BACKGROUND: The National HIV Behavioral Surveillance System (NHBS) is a 20-site cyclical survey of those at increased HIV risk, including men who have sex with men (MSM). NHBS measures progress toward the National HIV/AIDS Strategy goal of reducing new infections by assessing trends in HIV risk, testing behaviors, and prevalence. MSM cycles utilize a time-space venue-based sampling approach. Our objective was to assess implementation of the MSM2 and MSM3 cycles in Denver, conducted in 2008 and 2011, respectively.
METHODS: Local stakeholder input and reviews of protocols, local formative research, and process indicators informed assessment of the following attributes: acceptability, flexibility, and simplicity. Three alternative local and national data sources have been identified for evaluation of data quality, representativeness, and system sensitivity, pending approval by the local institutional review board.
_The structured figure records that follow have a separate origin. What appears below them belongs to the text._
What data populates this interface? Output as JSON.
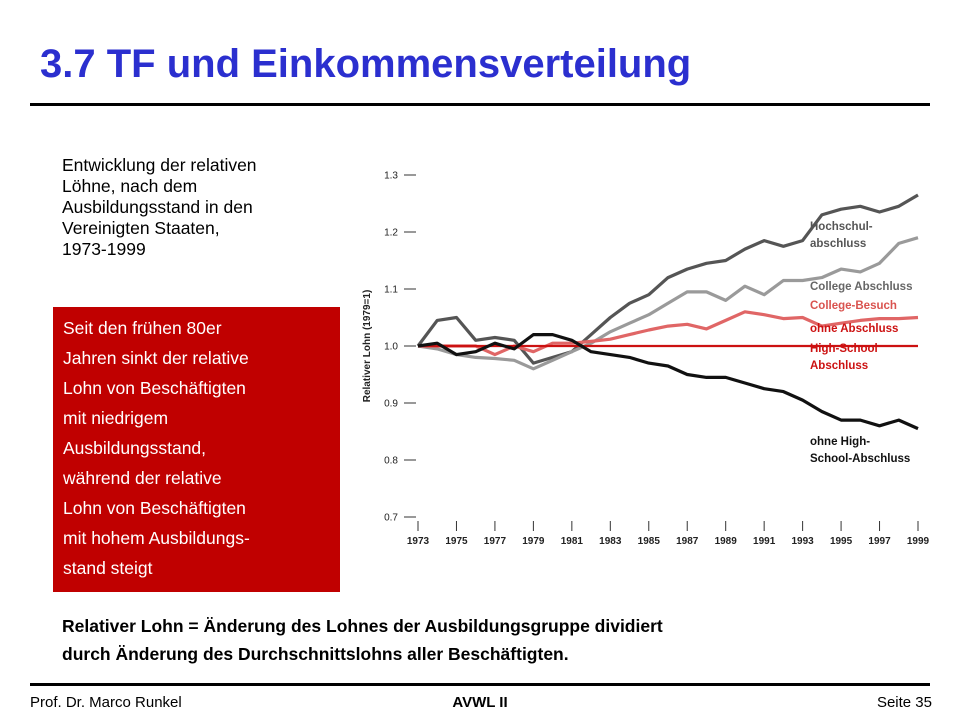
{
  "slide": {
    "title": "3.7 TF und Einkommensverteilung",
    "description_lines": [
      "Entwicklung der relativen",
      "Löhne, nach dem",
      "Ausbildungsstand in den",
      "Vereinigten Staaten,",
      "1973-1999"
    ],
    "callout_lines": [
      "Seit den frühen 80er",
      "Jahren sinkt der relative",
      "Lohn von Beschäftigten",
      "mit niedrigem",
      "Ausbildungsstand,",
      "während der relative",
      "Lohn von Beschäftigten",
      "mit hohem Ausbildungs-",
      "stand steigt"
    ],
    "note_lines": [
      "Relativer Lohn = Änderung des Lohnes der Ausbildungsgruppe dividiert",
      "durch Änderung des Durchschnittslohns aller Beschäftigten."
    ],
    "footer": {
      "author": "Prof. Dr. Marco Runkel",
      "course": "AVWL II",
      "page": "Seite 35"
    }
  },
  "colors": {
    "title": "#2b2fcf",
    "callout_bg": "#c00000",
    "dark": "#555555",
    "mid": "#9a9a9a",
    "red_light": "#e06666",
    "red": "#cc1111",
    "black": "#111111"
  },
  "chart_data": {
    "type": "line",
    "ylabel": "Relativer Lohn (1979=1)",
    "xlabel": "",
    "ylim": [
      0.7,
      1.3
    ],
    "yticks": [
      "0.7",
      "0.8",
      "0.9",
      "1.0",
      "1.1",
      "1.2",
      "1.3"
    ],
    "xticks": [
      "1973",
      "1975",
      "1977",
      "1979",
      "1981",
      "1983",
      "1985",
      "1987",
      "1989",
      "1991",
      "1993",
      "1995",
      "1997",
      "1999"
    ],
    "x": [
      1973,
      1974,
      1975,
      1976,
      1977,
      1978,
      1979,
      1980,
      1981,
      1982,
      1983,
      1984,
      1985,
      1986,
      1987,
      1988,
      1989,
      1990,
      1991,
      1992,
      1993,
      1994,
      1995,
      1996,
      1997,
      1998,
      1999
    ],
    "series": [
      {
        "name": "Hochschul-abschluss",
        "label_lines": [
          "Hochschul-",
          "abschluss"
        ],
        "color": "#555555",
        "values": [
          1.0,
          1.045,
          1.05,
          1.01,
          1.015,
          1.01,
          0.97,
          0.98,
          0.99,
          1.02,
          1.05,
          1.075,
          1.09,
          1.12,
          1.135,
          1.145,
          1.15,
          1.17,
          1.185,
          1.175,
          1.185,
          1.23,
          1.24,
          1.245,
          1.235,
          1.245,
          1.265
        ]
      },
      {
        "name": "College Abschluss",
        "label_lines": [
          "College Abschluss"
        ],
        "color": "#9a9a9a",
        "values": [
          1.0,
          0.995,
          0.985,
          0.98,
          0.978,
          0.975,
          0.96,
          0.975,
          0.99,
          1.005,
          1.025,
          1.04,
          1.055,
          1.075,
          1.095,
          1.095,
          1.08,
          1.105,
          1.09,
          1.115,
          1.115,
          1.12,
          1.135,
          1.13,
          1.145,
          1.18,
          1.19
        ]
      },
      {
        "name": "College-Besuch",
        "label_lines": [
          "College-Besuch"
        ],
        "color": "#e06666",
        "values": [
          1.0,
          1.0,
          1.0,
          1.0,
          0.985,
          1.0,
          0.99,
          1.005,
          1.005,
          1.008,
          1.012,
          1.02,
          1.028,
          1.035,
          1.038,
          1.03,
          1.045,
          1.06,
          1.055,
          1.048,
          1.05,
          1.035,
          1.04,
          1.045,
          1.048,
          1.048,
          1.05
        ]
      },
      {
        "name": "High-School Abschluss",
        "label_lines": [
          "ohne Abschluss",
          "High-School",
          "Abschluss"
        ],
        "color": "#cc1111",
        "values": [
          1.0,
          1.0,
          1.0,
          1.0,
          1.0,
          1.0,
          1.0,
          1.0,
          1.0,
          1.0,
          1.0,
          1.0,
          1.0,
          1.0,
          1.0,
          1.0,
          1.0,
          1.0,
          1.0,
          1.0,
          1.0,
          1.0,
          1.0,
          1.0,
          1.0,
          1.0,
          1.0
        ]
      },
      {
        "name": "ohne High-School-Abschluss",
        "label_lines": [
          "ohne High-",
          "School-Abschluss"
        ],
        "color": "#111111",
        "values": [
          1.0,
          1.005,
          0.985,
          0.99,
          1.005,
          0.995,
          1.02,
          1.02,
          1.01,
          0.99,
          0.985,
          0.98,
          0.97,
          0.965,
          0.95,
          0.945,
          0.945,
          0.935,
          0.925,
          0.92,
          0.905,
          0.885,
          0.87,
          0.87,
          0.86,
          0.87,
          0.855
        ]
      }
    ]
  }
}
RESULTS: Acceptability: NHBS staff expressed satisfaction with venue selection, recruitment methods, and data security. A handful of venue owners refused access to their venue, concerned about negative impact on their customers. In MSM2, 47% of individuals approached accepted screening for eligibility; 100% of those eligible were interviewed; 84% of those interviewed accepted HIV testing. In MSM3, 36% of those approached were screened; 100% of those eligible were interviewed; 92% of those interviewed accepted HIV testing. Flexibility: Sites may select any venues that represent the local MSM population and meet certain criteria. Inclusion of a local questionnaire with the core questionnaire allows sites to assess emerging trends in their MSM populations. Simplicity: Each cycle requires a year for formative research, data collection, and data cleaning. In Denver, ~9 staff participated in formative research activities; 4 full-time and approximately 15 part-time staff were needed for data collection on >500 eligible participants. Each completed interview required approximately 2.2 contract staff hours, in addition to varying effort from full-time staff. Data cleaning included correction of 101 errors in MSM2 and 298 in MSM3. The addition of a Data Coordinating Center in MSM3 increased simplicity of venue scheduling and improved data management efficiency.
CONCLUSIONS: In Denver, NHBS-MSM acceptability is high in staff, excellent among eligible participants, and fair among venue owners. Local flexibility is high and balanced with the needs of a national system. The system is not simple; it is resource-intensive and subject to error but captures extensive participant data. Local analysis and dissemination of results are limited by resource constraints. Assessment of quantitative attributes will permit further evaluation of this system.